Comic by Kasia Babis (c) Twitter : @kiciputek
Stage makeup would have played a part in the audience’s understanding of characters. When you have an entirely male cast, with boys playing girls who are pretending to be boys it becomes important to distinguish who is who. This can be done with the use of costuming and the focus of this post, make-up. Male actors playing girls would don a dress, a wig and paint their skin white with rosy cheeks. This beauty ideal for women stemmed from Queen Elizabeth, who truly set the beauty standard at this time with her snow white skin and (supposedly) ageless beauty.
This need for cosmetics can be seen when Hamlet asks Horatio what the ghosts face looked like he asks if it was ‘Pale or Red ?’ Horatio responds, ‘Nay, very pale.’(1.2, 232-3). The literal representation of this paleness would have probably been achieved through paint, as seen in the 2004 Royal Shakespeare Company production where the Ghost was not dressed in armour but appeared dishevelled and entirely white.
Photo by Manuel Harlan (c) RSC
Obviously, this would not be an entirely historically accurate representation of the Ghost but the whitening of skin would definitely have featured, not only for ghosts but to different extents of paleness for each of the characters. This would have often been done using Ceruse, a mixture of white lead and vinegar which at the time was considered by many as a holy grail product when in fact it was really making their skin deteriorate. The first record of this skin-whitener was found in 1519 in Horman’s “Vulgaria puerorum” and was continually documented as a popular product in the early modern beauty industry.

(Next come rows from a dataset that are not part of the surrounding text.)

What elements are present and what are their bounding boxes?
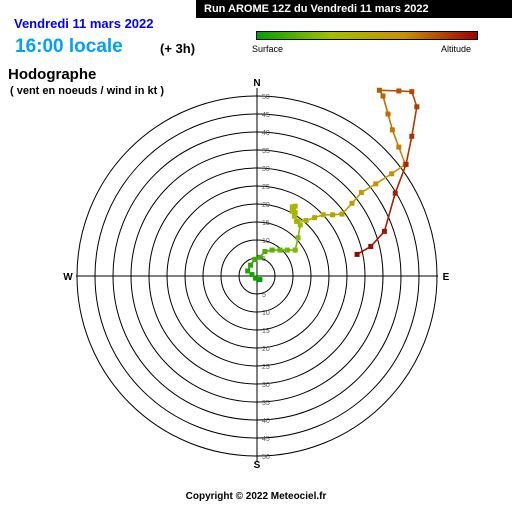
- trace-segment: [375, 173, 393, 185]
- trace-segment: [387, 113, 394, 131]
- trace-segment: [370, 230, 386, 248]
- ring-label-s-45: 45: [262, 436, 270, 443]
- wind-point: [330, 212, 336, 218]
- ring-label-s-35: 35: [262, 400, 270, 407]
- wind-point: [295, 235, 301, 241]
- wind-point: [373, 181, 379, 187]
- scale-surface-label: Surface: [252, 44, 284, 54]
- wind-point: [252, 256, 258, 262]
- ring-label-s-40: 40: [262, 418, 270, 425]
- wind-point: [292, 203, 298, 209]
- wind-point: [368, 243, 374, 249]
- wind-point: [292, 210, 298, 216]
- wind-point: [312, 215, 318, 221]
- wind-point: [262, 249, 268, 255]
- wind-point: [381, 228, 387, 234]
- ring-label-n-15: 15: [262, 220, 270, 227]
- wind-point: [291, 213, 297, 219]
- wind-point: [303, 218, 309, 224]
- ring-label-n-10: 10: [262, 238, 270, 245]
- wind-point: [257, 277, 263, 283]
- wind-point: [289, 204, 295, 210]
- wind-point: [358, 189, 364, 195]
- trace-segment: [405, 136, 413, 165]
- wind-point: [389, 127, 395, 133]
- forecast-time: 16:00 locale: [15, 36, 123, 57]
- wind-point: [354, 251, 360, 257]
- wind-point: [409, 133, 415, 139]
- ring-label-n-5: 5: [262, 256, 266, 263]
- wind-point: [414, 104, 420, 110]
- wind-point: [349, 200, 355, 206]
- wind-point: [339, 211, 345, 217]
- hodograph-axes: [76, 88, 438, 462]
- compass-east: E: [443, 272, 450, 283]
- wind-point: [269, 247, 275, 253]
- wind-point: [396, 88, 402, 94]
- altitude-color-scale: [256, 31, 478, 40]
- trace-segment: [391, 129, 400, 148]
- wind-point: [289, 208, 295, 214]
- copyright: Copyright © 2022 Meteociel.fr: [185, 491, 327, 502]
- ring-label-n-35: 35: [262, 148, 270, 155]
- scale-altitude-label: Altitude: [441, 44, 472, 54]
- forecast-date: Vendredi 11 mars 2022: [14, 16, 154, 31]
- wind-point: [320, 212, 326, 218]
- ring-label-s-50: 50: [262, 454, 270, 461]
- wind-points: [245, 87, 420, 283]
- trace-segment: [382, 95, 389, 115]
- wind-point: [385, 111, 391, 117]
- ring-label-n-30: 30: [262, 166, 270, 173]
- wind-point: [248, 262, 254, 268]
- trace-segment: [398, 146, 407, 165]
- wind-point: [245, 268, 251, 274]
- wind-point: [389, 171, 395, 177]
- wind-point: [376, 87, 382, 93]
- ring-label-n-45: 45: [262, 112, 270, 119]
- ring-label-s-30: 30: [262, 382, 270, 389]
- chart-title: Hodographe: [8, 66, 97, 83]
- trace-segment: [383, 192, 397, 232]
- ring-label-s-10: 10: [262, 310, 270, 317]
- compass-west: W: [63, 272, 73, 283]
- wind-point: [284, 247, 290, 253]
- trace-segment: [394, 164, 407, 194]
- chart-subtitle: ( vent en noeuds / wind in kt ): [10, 85, 165, 97]
- wind-point: [409, 89, 415, 95]
- run-info-bar: Run AROME 12Z du Vendredi 11 mars 2022: [196, 0, 512, 18]
- ring-label-n-40: 40: [262, 130, 270, 137]
- wind-point: [249, 272, 255, 278]
- wind-point: [257, 254, 263, 260]
- ring-label-s-25: 25: [262, 364, 270, 371]
- wind-point: [380, 93, 386, 99]
- ring-label-n-50: 50: [262, 94, 270, 101]
- wind-point: [392, 190, 398, 196]
- ring-label-n-20: 20: [262, 202, 270, 209]
- compass-north: N: [253, 78, 260, 89]
- ring-label-s-20: 20: [262, 346, 270, 353]
- wind-point: [292, 247, 298, 253]
- wind-point: [396, 144, 402, 150]
- wind-point: [403, 161, 409, 167]
- trace-segment: [411, 91, 418, 108]
- wind-point: [277, 247, 283, 253]
- ring-label-n-25: 25: [262, 184, 270, 191]
- ring-labels: 5 5 10 10 15 15 20 20 25 25 30 30 35 35 40 40 45 45 50 50: [262, 94, 270, 461]
- trace-segment: [379, 89, 399, 92]
- wind-point: [253, 275, 259, 281]
- ring-label-s-15: 15: [262, 328, 270, 335]
- ring-label-s-5: 5: [262, 292, 266, 299]
- trace-segment: [411, 106, 418, 137]
- forecast-offset: (+ 3h): [160, 41, 196, 56]
- wind-point: [294, 218, 300, 224]
- compass-south: S: [254, 460, 261, 471]
- wind-point: [297, 222, 303, 228]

Cooper’s book, Cosmetics in Shakespearean and Renaissance Drama is particularly interesting to read as it contains some Elizabethan beauty recipes. Such as recipes to rejuvenate the complexion through a proto- chemical peel using ingredients such as vinegar, turpentine, lemon juice and Quicksilver. Supposedly to be left on the face for eight days, I can see how that would cause chemical peel results but undoubtedly through less than ideal measures.
This is just a tentative step into research but I definitely enjoyed the process, I’m thinking of trying out some of the non-poisonous recipes(of which there are few).
-Jonson, Ben, 1573?-1637. Cynthia’s Revels. New York: H. Holt and company, 1912.
– Karim-Cooper, Farah. Cosmetics in Shakespearean and Renaissance Drama. Edinburgh University Press, 2006.
– Shakespeare, William., The Norton Shakespeare. 3rd ed., 2016.